The high clouds—cirrus, cirrocumulus, and cirrostratus—are the first to catch the morning light and the last to release the evening glow. They're the advance messengers of weather fronts, often arriving a day or more before the rain they herald.



The Middle Clouds
“Mackerel sky, mackerel sky, never long wet, never long dry” — Traditional weather saying
The middle clouds occupy the atmospheric layer between roughly 6,500 and 20,000 feet—too high to touch from a hilltop, too low to be made entirely of ice. This is the transition zone, where water droplets and ice crystals coexist in various combinations.
Altocumulus, altostratus, and nimbostratus inhabit this middle kingdom. They're often the clouds of change, marking the shift from fair weather to foul, or the slow clearing after a storm has passed through.




The Low Clouds
“I wandered lonely as a cloud that floats on high o'er vales and hills” — William Wordsworth
The low clouds are the familiar ones, the clouds we feel we could almost reach up and touch. They hug the landscape, drape over hillsides, and bring us our daily weather in all its variety—from gentle cumulus puffs to the grey blanket of stratus to the towering drama of cumulonimbus.
These are the clouds of immediate experience. They cast shadows we can watch racing across fields. They build and dissolve in ways we can track with our eyes.
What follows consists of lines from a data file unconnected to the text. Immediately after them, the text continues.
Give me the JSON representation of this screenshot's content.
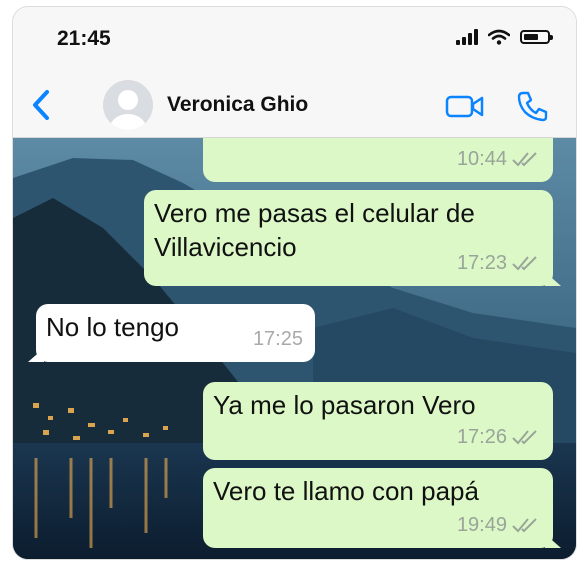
{
  "status_bar": {
    "time": "21:45"
  },
  "header": {
    "contact_name": "Veronica Ghio"
  },
  "colors": {
    "accent": "#0a84ff",
    "outgoing_bubble": "#dcf8c6",
    "incoming_bubble": "#ffffff"
  },
  "icons": [
    "back-chevron-icon",
    "avatar-placeholder-icon",
    "video-call-icon",
    "phone-call-icon",
    "signal-icon",
    "wifi-icon",
    "battery-icon",
    "double-check-icon"
  ],
  "messages": [
    {
      "direction": "out",
      "text": "",
      "time": "10:44",
      "read": true
    },
    {
      "direction": "out",
      "text": "Vero me pasas el celular de Villavicencio",
      "time": "17:23",
      "read": true
    },
    {
      "direction": "in",
      "text": "No lo tengo",
      "time": "17:25"
    },
    {
      "direction": "out",
      "text": "Ya me lo pasaron Vero",
      "time": "17:26",
      "read": true
    },
    {
      "direction": "out",
      "text": "Vero te llamo con papá",
      "time": "19:49",
      "read": true
    }
  ]
}
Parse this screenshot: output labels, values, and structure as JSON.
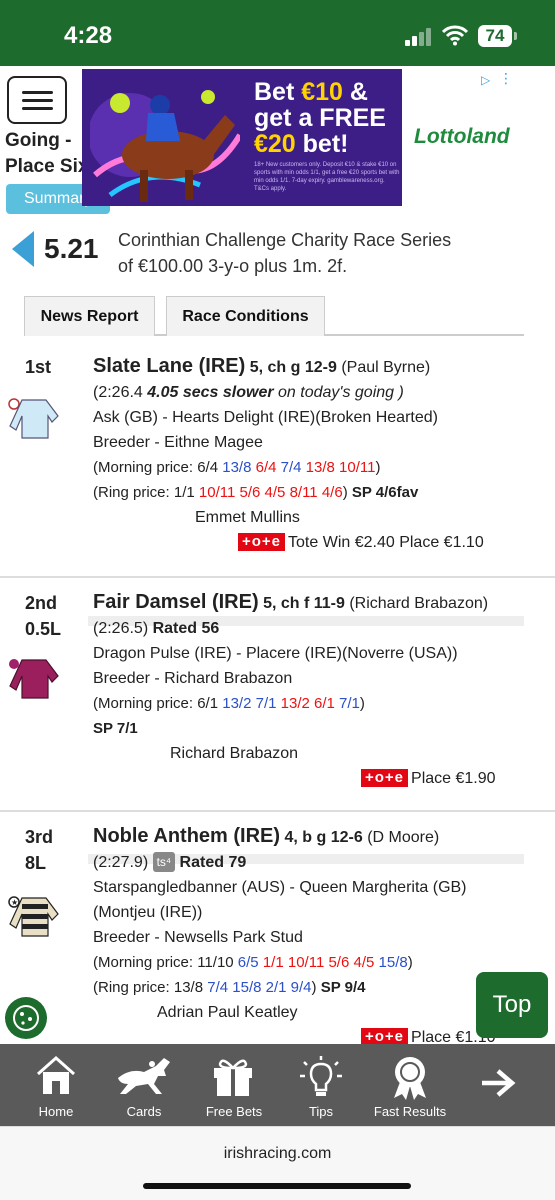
{
  "status": {
    "time": "4:28",
    "battery": "74"
  },
  "page": {
    "behind_line1": "Going - ",
    "behind_line2": "Place Six",
    "summary_label": "Summary"
  },
  "ad": {
    "line1a": "Bet ",
    "line1b": "€10",
    "line1c": " &",
    "line2": "get a FREE",
    "line3a": "€20",
    "line3b": " bet!",
    "brand": "Lottoland",
    "small": "18+ New customers only. Deposit €10 & stake €10 on sports with min odds 1/1, get a free €20 sports bet with min odds 1/1. 7-day expiry. gamblewareness.org. T&Cs apply."
  },
  "race": {
    "number": "5.21",
    "title_line1": "Corinthian Challenge Charity Race Series",
    "title_line2": "of €100.00 3-y-o plus 1m. 2f."
  },
  "tabs": [
    "News Report",
    "Race Conditions"
  ],
  "runners": [
    {
      "pos": "1st",
      "distance": "",
      "name": "Slate Lane (IRE)",
      "info": "5, ch g 12-9",
      "rider": "(Paul Byrne)",
      "time_open": "(2:26.4 ",
      "time_bold": "4.05 secs slower",
      "time_rest": " on today's going )",
      "breeding": "Ask (GB) - Hearts Delight (IRE)(Broken Hearted)",
      "breeder": "Breeder - Eithne Magee",
      "morning_label": "(Morning price: 6/4",
      "morning": [
        "13/8",
        "6/4",
        "7/4",
        "13/8",
        "10/11"
      ],
      "morning_close": ")",
      "ring_label": "(Ring price: 1/1",
      "ring": [
        "10/11",
        "5/6",
        "4/5",
        "8/11",
        "4/6"
      ],
      "ring_close": ")",
      "sp": "SP 4/6fav",
      "trainer": "Emmet Mullins",
      "tote_logo": "+o+e",
      "tote": "Tote Win €2.40 Place €1.10"
    },
    {
      "pos": "2nd",
      "distance": "0.5L",
      "name": "Fair Damsel (IRE)",
      "info": "5, ch f 11-9",
      "rider": "(Richard Brabazon)",
      "time": "(2:26.5)",
      "rated": "Rated 56",
      "breeding": "Dragon Pulse (IRE) - Placere (IRE)(Noverre (USA))",
      "breeder": "Breeder - Richard Brabazon",
      "morning_label": "(Morning price: 6/1",
      "morning": [
        "13/2",
        "7/1",
        "13/2",
        "6/1",
        "7/1"
      ],
      "morning_close": ")",
      "sp": "SP 7/1",
      "trainer": "Richard Brabazon",
      "tote_logo": "+o+e",
      "tote": "Place €1.90"
    },
    {
      "pos": "3rd",
      "distance": "8L",
      "name": "Noble Anthem (IRE)",
      "info": "4, b g 12-6",
      "rider": "(D Moore)",
      "time": "(2:27.9)",
      "ts": "ts⁴",
      "rated": "Rated 79",
      "breeding1": "Starspangledbanner (AUS) - Queen Margherita (GB)",
      "breeding2": "(Montjeu (IRE))",
      "breeder": "Breeder - Newsells Park Stud",
      "morning_label": "(Morning price: 11/10",
      "morning": [
        "6/5",
        "1/1",
        "10/11",
        "5/6",
        "4/5",
        "15/8"
      ],
      "morning_close": ")",
      "ring_label": "(Ring price: 13/8",
      "ring": [
        "7/4",
        "15/8",
        "2/1",
        "9/4"
      ],
      "ring_close": ")",
      "sp": "SP 9/4",
      "trainer": "Adrian Paul Keatley",
      "tote_logo": "+o+e",
      "tote": "Place €1.10"
    }
  ],
  "top_label": "Top",
  "nav": [
    {
      "label": "Home",
      "icon": "home-icon"
    },
    {
      "label": "Cards",
      "icon": "horse-icon"
    },
    {
      "label": "Free Bets",
      "icon": "gift-icon"
    },
    {
      "label": "Tips",
      "icon": "lightbulb-icon"
    },
    {
      "label": "Fast Results",
      "icon": "rosette-icon"
    },
    {
      "label": "",
      "icon": "arrow-right-icon"
    }
  ],
  "browser": {
    "url": "irishracing.com"
  }
}
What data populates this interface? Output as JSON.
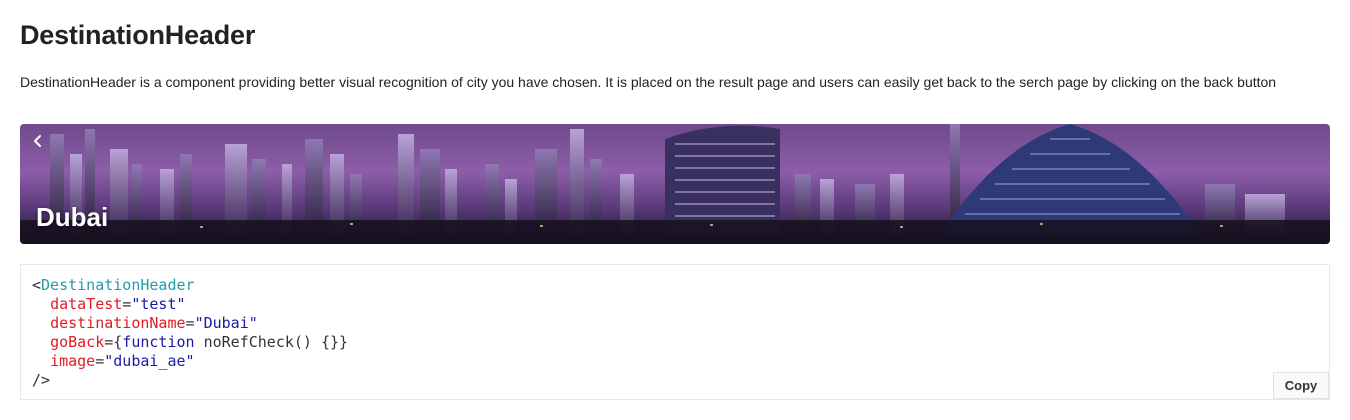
{
  "page": {
    "title": "DestinationHeader",
    "description": "DestinationHeader is a component providing better visual recognition of city you have chosen. It is placed on the result page and users can easily get back to the serch page by clicking on the back button"
  },
  "hero": {
    "city_name": "Dubai",
    "back_icon": "chevron-left-icon",
    "colors": {
      "sky_top": "#6f4a8c",
      "sky_mid": "#8d5da9",
      "ground": "#1c1426"
    }
  },
  "code": {
    "open_tag": "<",
    "component": "DestinationHeader",
    "props": [
      {
        "name": "dataTest",
        "eq": "=",
        "value": "\"test\""
      },
      {
        "name": "destinationName",
        "eq": "=",
        "value": "\"Dubai\""
      },
      {
        "name": "goBack",
        "eq": "={",
        "value": "function",
        "rest": " noRefCheck() {}}"
      },
      {
        "name": "image",
        "eq": "=",
        "value": "\"dubai_ae\""
      }
    ],
    "close_tag": "/>",
    "copy_label": "Copy"
  }
}
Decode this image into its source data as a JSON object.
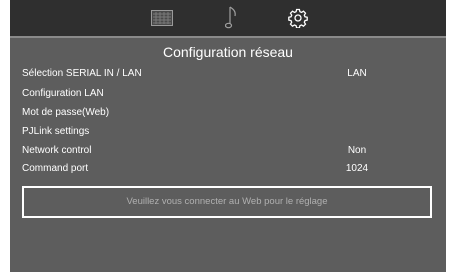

They're the clouds that feel like neighbours.


Other Interesting Clouds
“The sky is the daily bread of the eyes” — Ralph Waldo Emerson
Beyond the standard classifications, the atmosphere occasionally produces formations that seem to belong in dreams rather than meteorological textbooks. Rolling tubes of cloud that can be surfed by glider pilots. Lens-shaped hoverers that get reported as UFOs. The linear signatures of human flight.
These are the clouds that make even seasoned cloudspotters stop and stare, the ones that remind us the sky still has surprises.